When we got back to Heywood, I watched Wells run round the train.  I kept trying for photos but the weather and the low light conspired against me.  It would be another half hour before the Scotsman arrived, so I locked the bike to a beautifully-painted LMS maroon bench in the platform shelter and repaired to the only-ever-open-today waiting room, a cunningly disguised portakabin.  I whiled away time browsing thorugh a railway magazine, listening to parents explaining the Flying Scotsman to their children, with varying degrees of accuracy.  Suddenly, the air felt different; she was approaching!

We went out onto the glistening lamp-lit platform.  On she came.  Not for nothing is she called the Flying Scotsman: she is so butch, with her German smoke-deflectors slicing through the spitting rain.  It is a huge engine.  She was so silent that I wondered whether or not she was actually hauling the train or idling, while the work was being done by the "heating" engine behind, a Stanier Black 5.  The Gresley locomotive was magnificently turned out in matt black, the lettering on the cab and tender gold with scarlet shadow.  No name plate but no matter.

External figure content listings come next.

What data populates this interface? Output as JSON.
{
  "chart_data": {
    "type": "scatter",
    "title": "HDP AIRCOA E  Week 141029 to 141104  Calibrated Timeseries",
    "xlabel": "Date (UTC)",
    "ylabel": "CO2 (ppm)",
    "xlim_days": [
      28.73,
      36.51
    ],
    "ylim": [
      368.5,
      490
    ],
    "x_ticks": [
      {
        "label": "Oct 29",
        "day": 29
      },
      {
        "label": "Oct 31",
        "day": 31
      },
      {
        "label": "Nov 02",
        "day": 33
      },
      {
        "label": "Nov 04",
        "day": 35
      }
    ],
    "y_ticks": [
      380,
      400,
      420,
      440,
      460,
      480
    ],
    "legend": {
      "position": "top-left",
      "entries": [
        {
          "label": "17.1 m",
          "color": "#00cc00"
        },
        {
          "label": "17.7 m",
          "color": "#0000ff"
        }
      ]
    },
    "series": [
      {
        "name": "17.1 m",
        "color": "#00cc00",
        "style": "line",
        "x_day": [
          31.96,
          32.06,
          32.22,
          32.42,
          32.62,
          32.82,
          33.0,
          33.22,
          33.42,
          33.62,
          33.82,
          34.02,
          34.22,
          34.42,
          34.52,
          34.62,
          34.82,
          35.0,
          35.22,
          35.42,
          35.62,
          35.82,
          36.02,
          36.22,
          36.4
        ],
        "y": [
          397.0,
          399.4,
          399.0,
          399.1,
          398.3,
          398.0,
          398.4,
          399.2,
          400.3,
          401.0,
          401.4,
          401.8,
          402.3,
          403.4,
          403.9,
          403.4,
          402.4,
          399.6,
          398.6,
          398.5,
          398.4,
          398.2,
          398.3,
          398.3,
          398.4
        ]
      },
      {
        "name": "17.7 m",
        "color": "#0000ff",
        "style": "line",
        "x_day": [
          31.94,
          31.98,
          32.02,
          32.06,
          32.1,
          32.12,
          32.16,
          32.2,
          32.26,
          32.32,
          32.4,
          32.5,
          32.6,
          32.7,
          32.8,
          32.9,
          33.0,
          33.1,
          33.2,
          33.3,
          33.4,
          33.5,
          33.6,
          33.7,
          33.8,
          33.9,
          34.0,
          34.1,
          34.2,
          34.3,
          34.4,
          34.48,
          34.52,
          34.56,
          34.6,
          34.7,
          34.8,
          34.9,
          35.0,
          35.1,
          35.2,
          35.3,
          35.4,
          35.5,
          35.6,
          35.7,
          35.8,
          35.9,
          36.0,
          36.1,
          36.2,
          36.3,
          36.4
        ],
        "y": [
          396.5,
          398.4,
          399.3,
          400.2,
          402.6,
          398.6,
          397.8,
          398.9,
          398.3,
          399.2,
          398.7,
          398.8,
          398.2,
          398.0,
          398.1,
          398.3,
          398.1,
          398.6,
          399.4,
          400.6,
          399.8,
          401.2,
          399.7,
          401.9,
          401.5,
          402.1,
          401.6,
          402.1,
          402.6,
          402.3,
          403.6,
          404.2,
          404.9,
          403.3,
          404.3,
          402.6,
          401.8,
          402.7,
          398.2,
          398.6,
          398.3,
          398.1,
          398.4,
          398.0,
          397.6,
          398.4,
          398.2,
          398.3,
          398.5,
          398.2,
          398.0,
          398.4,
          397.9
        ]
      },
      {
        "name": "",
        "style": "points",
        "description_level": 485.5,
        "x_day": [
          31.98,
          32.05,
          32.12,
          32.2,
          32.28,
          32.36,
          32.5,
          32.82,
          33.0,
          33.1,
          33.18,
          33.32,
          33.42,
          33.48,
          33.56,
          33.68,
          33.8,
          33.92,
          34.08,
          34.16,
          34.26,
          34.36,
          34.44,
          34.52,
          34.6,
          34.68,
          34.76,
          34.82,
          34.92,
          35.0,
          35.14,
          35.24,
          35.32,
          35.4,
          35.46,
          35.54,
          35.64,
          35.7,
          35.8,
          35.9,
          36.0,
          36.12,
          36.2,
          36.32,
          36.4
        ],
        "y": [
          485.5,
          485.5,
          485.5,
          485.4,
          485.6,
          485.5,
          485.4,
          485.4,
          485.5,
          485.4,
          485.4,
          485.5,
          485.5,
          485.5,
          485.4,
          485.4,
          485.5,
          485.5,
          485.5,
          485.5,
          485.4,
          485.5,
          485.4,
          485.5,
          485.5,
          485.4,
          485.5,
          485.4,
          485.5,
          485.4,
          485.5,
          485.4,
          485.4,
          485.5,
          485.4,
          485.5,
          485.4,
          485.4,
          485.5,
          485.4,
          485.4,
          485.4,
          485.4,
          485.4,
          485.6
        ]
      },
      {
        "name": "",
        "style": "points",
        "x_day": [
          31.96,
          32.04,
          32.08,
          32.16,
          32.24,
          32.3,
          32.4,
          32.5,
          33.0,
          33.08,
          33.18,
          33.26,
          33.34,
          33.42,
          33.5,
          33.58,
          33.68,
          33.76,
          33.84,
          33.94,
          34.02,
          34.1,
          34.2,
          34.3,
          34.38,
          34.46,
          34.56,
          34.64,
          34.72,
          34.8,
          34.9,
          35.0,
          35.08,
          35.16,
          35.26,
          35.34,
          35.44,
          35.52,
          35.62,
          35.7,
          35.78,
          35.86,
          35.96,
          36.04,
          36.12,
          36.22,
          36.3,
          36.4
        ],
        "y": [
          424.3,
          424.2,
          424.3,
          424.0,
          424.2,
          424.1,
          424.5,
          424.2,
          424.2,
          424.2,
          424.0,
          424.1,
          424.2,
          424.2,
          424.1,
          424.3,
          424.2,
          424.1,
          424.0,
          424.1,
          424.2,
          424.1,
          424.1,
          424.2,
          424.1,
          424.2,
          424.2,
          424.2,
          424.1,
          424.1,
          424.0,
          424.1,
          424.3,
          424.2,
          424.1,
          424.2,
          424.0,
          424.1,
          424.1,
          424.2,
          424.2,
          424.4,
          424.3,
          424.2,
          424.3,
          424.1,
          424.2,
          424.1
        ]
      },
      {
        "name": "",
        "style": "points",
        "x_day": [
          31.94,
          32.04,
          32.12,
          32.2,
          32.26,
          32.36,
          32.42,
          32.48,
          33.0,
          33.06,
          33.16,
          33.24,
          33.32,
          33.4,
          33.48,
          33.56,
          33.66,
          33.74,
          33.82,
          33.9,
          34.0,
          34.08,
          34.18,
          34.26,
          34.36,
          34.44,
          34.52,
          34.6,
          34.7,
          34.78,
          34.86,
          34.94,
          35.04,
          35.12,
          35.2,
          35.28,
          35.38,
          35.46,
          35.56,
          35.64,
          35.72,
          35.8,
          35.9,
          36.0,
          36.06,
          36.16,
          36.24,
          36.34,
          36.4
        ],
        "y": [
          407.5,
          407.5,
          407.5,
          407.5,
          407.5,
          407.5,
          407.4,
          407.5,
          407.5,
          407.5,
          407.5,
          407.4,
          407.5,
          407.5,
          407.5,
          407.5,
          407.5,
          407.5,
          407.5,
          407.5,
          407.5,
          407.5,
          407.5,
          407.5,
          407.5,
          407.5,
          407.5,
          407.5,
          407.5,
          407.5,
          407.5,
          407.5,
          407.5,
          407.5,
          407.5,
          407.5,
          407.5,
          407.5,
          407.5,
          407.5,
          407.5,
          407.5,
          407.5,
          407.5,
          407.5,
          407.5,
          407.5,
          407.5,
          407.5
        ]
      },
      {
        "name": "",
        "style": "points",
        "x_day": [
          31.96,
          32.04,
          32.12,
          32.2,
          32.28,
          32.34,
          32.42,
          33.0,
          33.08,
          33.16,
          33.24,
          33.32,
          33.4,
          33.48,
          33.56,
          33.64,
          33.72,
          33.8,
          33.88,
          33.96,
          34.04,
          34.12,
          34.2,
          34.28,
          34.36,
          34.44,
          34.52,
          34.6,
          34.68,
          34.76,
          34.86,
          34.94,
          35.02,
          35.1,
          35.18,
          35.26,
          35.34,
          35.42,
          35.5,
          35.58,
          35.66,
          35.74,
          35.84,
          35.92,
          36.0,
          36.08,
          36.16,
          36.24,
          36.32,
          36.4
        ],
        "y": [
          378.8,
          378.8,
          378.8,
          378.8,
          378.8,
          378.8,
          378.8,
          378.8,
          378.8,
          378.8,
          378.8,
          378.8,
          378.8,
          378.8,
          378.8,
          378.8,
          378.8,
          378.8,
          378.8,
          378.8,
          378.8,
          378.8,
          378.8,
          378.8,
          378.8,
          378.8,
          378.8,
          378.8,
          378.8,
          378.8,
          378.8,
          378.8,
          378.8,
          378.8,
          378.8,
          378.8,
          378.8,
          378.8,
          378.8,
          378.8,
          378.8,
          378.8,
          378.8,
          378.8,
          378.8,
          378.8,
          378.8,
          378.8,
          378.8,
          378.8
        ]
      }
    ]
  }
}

All those miles all those years ago.  Just such a beast had dragged me from home.  But the beauty had also hauled me back again.  The locomotive, like my mother, was innocent.

Well satisfied, I rolled over the cobbled station approach and back to the wooded lane.  It was eerie in the dark but I rode the treacherous surface far more positively than I had in the light of the afternoon, a product of being high, I suppose.  However, having had an interesting skid on the canal bank on the way out, I took the roads after the track.  The rain weas merciless but nothing could daunt me.  Even when I checked the football results to find that every North-East team had been knocked out of the cup and Rochdale had also lost, I still had a silly grin on my face.

To cap it all, Dad's Army showed the Brief Encounter episode.

And the team that did for Newcastle?  Watford.

I'm still grinning.

billplumtree

  • Plumbing the well of gitness
Re: Scotsman wins FA Cup
« Reply #1 on: 10 January, 2016, 07:52:27 pm »
Brilliant report, full of atmosphere - love the Bury station pic in particular.  Thanks Peter!

Re: Scotsman wins FA Cup
« Reply #2 on: 10 January, 2016, 08:27:58 pm »
Superb.

Thanks Peter.    :thumbsup:

Re: Scotsman wins FA Cup
« Reply #3 on: 10 January, 2016, 09:01:05 pm »
Almost poetic, thanks for that.
Get a bicycle. You will never regret it, if you live- Mark Twain

Torslanda

  • Professional Gobshite
  • Just a tart for retro kit . . .
    • John's Bikes
Re: Scotsman wins FA Cup
« Reply #4 on: 11 January, 2016, 06:53:58 pm »
Looking forward to repeat of this ride one Sunday.

Hopefully with better weather but don't hold your breath.
VELOMANCER

Well that's the more blunt way of putting it but as usual he's dead right.

Kim

  • Timelord
    • Fediverse
Re: Scotsman wins FA Cup
« Reply #5 on: 11 January, 2016, 08:53:10 pm »
I nearly didn't read this because I thought it was about Sportsball.  Then I spotted it was in Ride Reports.

 :thumbsup:

Re: Scotsman wins FA Cup
« Reply #6 on: 11 January, 2016, 08:56:09 pm »
Ha!  Thanks all!

Cudzoziemiec

  • Ride adventurously and stop for a brew.
Re: Scotsman wins FA Cup
« Reply #7 on: 18 January, 2016, 03:45:31 pm »
Wonderful report. Thank you. And yes to odour capture.
Riding a concrete path through the nebulous and chaotic future.